On the dynamics of pebbles in protoplanetary disks with magnetically-driven winds

TL;DR

This paper develops an analytical model to study how magnetically-driven winds in protoplanetary disks affect pebble production and transport, revealing that strong winds significantly slow core growth by reducing pebble flux.

Contribution

It introduces a novel analytical framework that accounts for differing turbulent coefficients influenced by magnetic winds, exploring their impact on pebble dynamics and planet formation.

Findings

Strong winds reduce pebble flux and delay core growth.

Pebble accretion is unlikely to reach isolation mass under strong wind conditions.

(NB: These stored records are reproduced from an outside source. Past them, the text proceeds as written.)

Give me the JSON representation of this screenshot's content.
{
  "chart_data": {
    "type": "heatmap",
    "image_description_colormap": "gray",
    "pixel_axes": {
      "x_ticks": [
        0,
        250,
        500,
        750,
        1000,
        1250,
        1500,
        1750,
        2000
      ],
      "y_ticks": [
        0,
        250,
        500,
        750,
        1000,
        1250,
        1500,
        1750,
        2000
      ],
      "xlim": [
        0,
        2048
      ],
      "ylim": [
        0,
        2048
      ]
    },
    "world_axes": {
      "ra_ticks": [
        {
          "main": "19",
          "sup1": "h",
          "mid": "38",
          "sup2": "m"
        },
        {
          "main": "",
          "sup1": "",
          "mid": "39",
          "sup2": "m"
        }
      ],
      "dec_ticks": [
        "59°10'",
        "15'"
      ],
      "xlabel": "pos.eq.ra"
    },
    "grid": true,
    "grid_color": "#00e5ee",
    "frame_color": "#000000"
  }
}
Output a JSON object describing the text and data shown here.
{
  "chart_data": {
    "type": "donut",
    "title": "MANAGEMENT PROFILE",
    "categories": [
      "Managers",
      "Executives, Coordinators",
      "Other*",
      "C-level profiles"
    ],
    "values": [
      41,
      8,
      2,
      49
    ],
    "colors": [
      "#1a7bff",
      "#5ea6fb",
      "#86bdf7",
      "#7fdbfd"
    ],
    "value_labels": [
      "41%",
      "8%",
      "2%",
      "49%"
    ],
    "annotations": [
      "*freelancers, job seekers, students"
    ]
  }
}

Decreasing wind strength allows faster core growth to pebble isolation mass.

Abstract

We present an analytical model to investigate the production of pebbles and their radial transport through a protoplanetary disk (PPD) with magnetically driven winds. While most of the previous analytical studies in this context assume that the radial turbulent coefficient is equal to the vertical dust diffusion coefficient, in the light of the results of recent numerical simulations, we relax this assumption by adopting effective parametrisations of the turbulent coefficients involved in terms of the strength of the magnetic fields driving the wind. Theoretical studies have already pointed out that even in the absence of winds, these coefficients are not necessarily equal, though its consequences regarding pebble production have not been explored. In this paper, we investigate the evolution of the pebble production line, the radial mass flux of the pebbles and their corresponding surface density as a function of the plasma parameter at the disk midplane. Our analysis explicitly demonstrates that the presence of magnetically-driven winds in a PPD leads to considerable reduction of the rate and duration of the pebble delivery. We show that when the wind is strong, the core growth in mass due to the pebble accretion is so slow that it is unlikely that a core could reach a pebble isolation mass during a PPD lifetime. When the mass of a core reaches this critical value, pebble accretion is halted due to core-driven perturbations in the gas. With decreasing wind strength, however, pebble accretion may, in a shorter time, increase the mass of a core to the pebble isolation mass.